The meat from 10-month0old animals was the most preferred across the 8, 10, 12 and 18-month age spectrum offered in taste tests.

“Some would find eight-month beef a bit too mild while others would find little difference in taste between the 18-month animals’ meat and older sourced meat.” 

The university’s food technology staff have also subjected the cuts to an array of objective tests including pH (flavour), shear factor (tenderness) and fat levels, all of which align with consumers’ perception of 10-month-old beef being most preferred.

Further work hopes to determine if pure Jersey calves and heifer calves from heifers could also fit into the preference profile.

“Ultimately, what we wanted to do was explore the options open to farmers to also fulfill what Pamu was aiming to do, which was to reduce the bobby calf output to zero off their farms.”

Schreurs said the researchers are still working on determining the economics of a system that keeps stock for such a short time, finishing at carcase weights significantly lower than traditional finishing weights and times.

“We would like to hope systems could be tailored for individual farm systems right across the country.

“As part of our modelling we are looking at different stocking rates, prices and smaller carcase weights with a masters student.”

While still early days in modelling and market development, meat processors are showing some interest. 

“We have had good interest from Venison Packers Fielding. Multi species plants can see the opportunity for processing the smaller animals as another option.”

Some indications are the beef could sell for a price at or slightly above bull beef values.

Further work is going to not only examine the value of heifers from heifers but also compare steers to bulls of the same genetics, with some processing data just about to be analysed.

“These are still dairy-beef cross animals but down the track we would like to study the economics of straight Jersey animals.”

Environmental concerns about the impact of heavier beef stock on soils and accompanying waterway impacts also sit behind the Massey work.

“Running the lighter, smaller stock may provide some wintering options on more sensitive soils.”

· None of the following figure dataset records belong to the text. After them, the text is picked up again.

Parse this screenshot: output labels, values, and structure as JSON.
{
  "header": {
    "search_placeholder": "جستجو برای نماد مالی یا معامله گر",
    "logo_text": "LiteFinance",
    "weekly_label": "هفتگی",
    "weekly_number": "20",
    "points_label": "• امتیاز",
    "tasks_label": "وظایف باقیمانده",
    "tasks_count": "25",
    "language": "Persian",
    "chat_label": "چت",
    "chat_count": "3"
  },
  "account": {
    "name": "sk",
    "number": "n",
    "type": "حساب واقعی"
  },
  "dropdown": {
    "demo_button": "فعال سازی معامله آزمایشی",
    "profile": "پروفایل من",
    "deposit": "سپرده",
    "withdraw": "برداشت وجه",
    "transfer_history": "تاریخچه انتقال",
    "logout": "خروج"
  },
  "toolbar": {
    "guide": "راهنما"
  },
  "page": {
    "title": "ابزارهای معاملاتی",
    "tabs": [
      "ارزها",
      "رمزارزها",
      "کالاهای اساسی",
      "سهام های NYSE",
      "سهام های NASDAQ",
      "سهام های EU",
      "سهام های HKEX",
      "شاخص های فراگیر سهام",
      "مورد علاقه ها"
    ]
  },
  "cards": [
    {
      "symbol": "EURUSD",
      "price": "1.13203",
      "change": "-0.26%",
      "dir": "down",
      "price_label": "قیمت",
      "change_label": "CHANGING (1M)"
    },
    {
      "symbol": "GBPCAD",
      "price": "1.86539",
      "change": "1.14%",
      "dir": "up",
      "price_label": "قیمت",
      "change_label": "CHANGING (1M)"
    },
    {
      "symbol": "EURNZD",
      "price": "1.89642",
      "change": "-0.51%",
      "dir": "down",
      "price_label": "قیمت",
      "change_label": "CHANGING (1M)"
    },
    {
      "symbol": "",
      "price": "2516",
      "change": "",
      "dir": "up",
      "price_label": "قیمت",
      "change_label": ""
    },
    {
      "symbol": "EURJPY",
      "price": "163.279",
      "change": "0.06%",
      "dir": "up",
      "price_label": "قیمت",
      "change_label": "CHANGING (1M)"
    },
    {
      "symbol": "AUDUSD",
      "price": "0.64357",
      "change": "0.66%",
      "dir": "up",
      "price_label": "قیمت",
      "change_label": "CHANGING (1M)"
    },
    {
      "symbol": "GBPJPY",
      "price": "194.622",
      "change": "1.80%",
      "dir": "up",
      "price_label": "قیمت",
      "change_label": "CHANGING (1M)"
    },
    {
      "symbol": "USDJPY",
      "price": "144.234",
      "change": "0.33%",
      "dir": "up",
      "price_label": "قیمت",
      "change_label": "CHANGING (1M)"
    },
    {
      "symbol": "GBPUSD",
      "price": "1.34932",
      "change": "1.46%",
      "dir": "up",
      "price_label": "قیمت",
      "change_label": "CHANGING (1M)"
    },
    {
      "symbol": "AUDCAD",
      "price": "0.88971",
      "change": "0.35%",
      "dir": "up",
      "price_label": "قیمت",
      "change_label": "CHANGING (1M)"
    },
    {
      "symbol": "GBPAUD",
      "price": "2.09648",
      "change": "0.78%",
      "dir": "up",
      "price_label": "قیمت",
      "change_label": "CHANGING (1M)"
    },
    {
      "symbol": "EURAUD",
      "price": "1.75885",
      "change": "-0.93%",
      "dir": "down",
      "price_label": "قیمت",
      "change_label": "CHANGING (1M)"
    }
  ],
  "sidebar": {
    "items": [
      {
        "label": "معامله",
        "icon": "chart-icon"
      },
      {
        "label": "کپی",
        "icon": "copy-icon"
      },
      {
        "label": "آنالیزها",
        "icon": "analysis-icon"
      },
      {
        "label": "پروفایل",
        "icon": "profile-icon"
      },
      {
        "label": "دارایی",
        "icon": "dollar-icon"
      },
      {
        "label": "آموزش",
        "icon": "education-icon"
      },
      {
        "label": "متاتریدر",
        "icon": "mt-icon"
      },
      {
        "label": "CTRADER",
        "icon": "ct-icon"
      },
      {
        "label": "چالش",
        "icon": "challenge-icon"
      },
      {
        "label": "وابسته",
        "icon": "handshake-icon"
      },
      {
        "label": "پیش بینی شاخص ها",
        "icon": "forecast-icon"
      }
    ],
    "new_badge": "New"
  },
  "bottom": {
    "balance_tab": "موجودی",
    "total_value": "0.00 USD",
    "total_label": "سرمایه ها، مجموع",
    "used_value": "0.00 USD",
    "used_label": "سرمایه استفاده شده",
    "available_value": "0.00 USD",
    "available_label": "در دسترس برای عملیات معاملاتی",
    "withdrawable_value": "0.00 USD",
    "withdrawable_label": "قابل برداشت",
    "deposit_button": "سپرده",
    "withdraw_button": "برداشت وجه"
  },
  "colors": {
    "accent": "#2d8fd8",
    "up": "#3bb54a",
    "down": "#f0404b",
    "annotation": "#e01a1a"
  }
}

Schreurs said the work fits in well with Beef + Lamb NZ Genetics work run by Rebecca Hickson who is testing dairy beef progeny to determine the optimum genetics for sires to put over dairy cows that will deliver offspring suited to beef farming.

“Hopefully, that work will reveal suitable New Generation Beef sires we can work with.”

Schreurs and her team have been pleasantly surprised by farmers’ interest and support in the project.

“We thought some would say ‘that’s not traditional beef’ but dairy farmers fully support it while beef farmers keep asking where they can send their 12-month beef animals to, even as we work to validate the economics.”